Internaly javascript engine keeps array keys as String values, because naming rules do not allow properties starting with a numeral. When you access array values with an integer, javascript engine casts it into string. So this means that JavaScript Arrays are not breaking any of the naming rules defined by the language. Property names are not starting with an integer and they are stored as strings. Let's see some examples.

var array = [1, 2, 'three', 4, 5];

array[1]                 // 2
array['1']               // 2 - Accessing with a string works just fine
array['3'] == array[3]   // 'true'
array['03'] == array[3]  // 'false' - because array['03'] != array['3']
array['03'] == array[03] // 'false'

In the example above: array['03'] is not equal to array[03], because numerical value 03 furst turned into 3 and only then casted into string. So the end equation would become array['03'] == array[3] and that equals to false.

3. Arrays keys must be positive integers

Just like in any other programming language, JavaScript imposes a rule that array keys can only be positive integers. You can still treat them as if they were objects and set values to any keys. Javascript engine would simply ignore them.

var array = [1, 2, 'three', 4, 5];

array['06'] = 7;
array['str'] = 'some value';
array.prop = 'another value';

console.log( array );  // [1, 2, 'three', 4, 5]

array['6'] = 7;
console.log( array );  // [1, 2, 'three', 4, 5, undefined, 7]

4. Use the literals notation [] instead of new Array()

The new Array() is ambiguous in how it deals with its parameters, so it is better to always use alternative [] notation to define arrays. The literals are more readable and shorter as well.

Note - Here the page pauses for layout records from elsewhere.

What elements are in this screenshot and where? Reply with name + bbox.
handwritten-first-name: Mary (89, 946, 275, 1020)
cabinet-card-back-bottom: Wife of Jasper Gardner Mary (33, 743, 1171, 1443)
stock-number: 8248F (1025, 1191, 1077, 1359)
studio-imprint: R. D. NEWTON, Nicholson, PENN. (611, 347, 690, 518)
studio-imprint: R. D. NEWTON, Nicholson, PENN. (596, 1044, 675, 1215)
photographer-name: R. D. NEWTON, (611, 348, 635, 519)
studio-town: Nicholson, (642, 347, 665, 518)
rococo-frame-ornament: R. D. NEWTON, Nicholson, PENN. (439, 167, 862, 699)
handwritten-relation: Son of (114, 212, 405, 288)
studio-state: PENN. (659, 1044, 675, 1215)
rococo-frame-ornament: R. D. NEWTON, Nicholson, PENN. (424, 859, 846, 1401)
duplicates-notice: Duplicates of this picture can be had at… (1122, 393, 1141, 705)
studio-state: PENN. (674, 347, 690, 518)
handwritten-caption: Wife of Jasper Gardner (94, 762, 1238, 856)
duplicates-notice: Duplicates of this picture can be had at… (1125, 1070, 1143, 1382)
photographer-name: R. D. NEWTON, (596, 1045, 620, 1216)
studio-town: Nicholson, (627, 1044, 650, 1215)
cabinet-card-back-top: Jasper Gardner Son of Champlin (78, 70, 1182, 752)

You can read more about this behaviour here.

// Prefered method
var array = [1, 2, 'three', 4, 5];

// Not so prefered
var array2 = new Array(5);

5. Loop through arrays with for() loop

As we said previously, arrays are objects. So you can loop through them using for in loop. But it is not recommended. Because, for in loops through all the properties that are in the prototype chain and you will have to use .hasOwnProperty() check. This means only 2 things:

  1. bloated and hard to read code;
  2. performance penalty.
var array = [];
a[1000] = 'some value';

for (key in array) {
  if (a.hasOwnProperty(key)) {
    array[key]; // 'some value'

// Recommended
for(var index = 0, l = array.length; index < l; index++) {
  array[index]; // 'some value'

// OR if you have ECMAScript5 support
array.forEach(function(value) {
    value; 'some value'

6. Bonus notes

Since arrays are objects of an Array class. We can check if an object is an array.

function is(type, obj) {
  var clas = Object.prototype.toString.call(obj).slice(8, -1);
  return obj !== undefined && obj !== null && clas === type;

is('Array', [1, 2, 3]); // true

If you have jQuery included on your page, use either $.type() or $.isArray().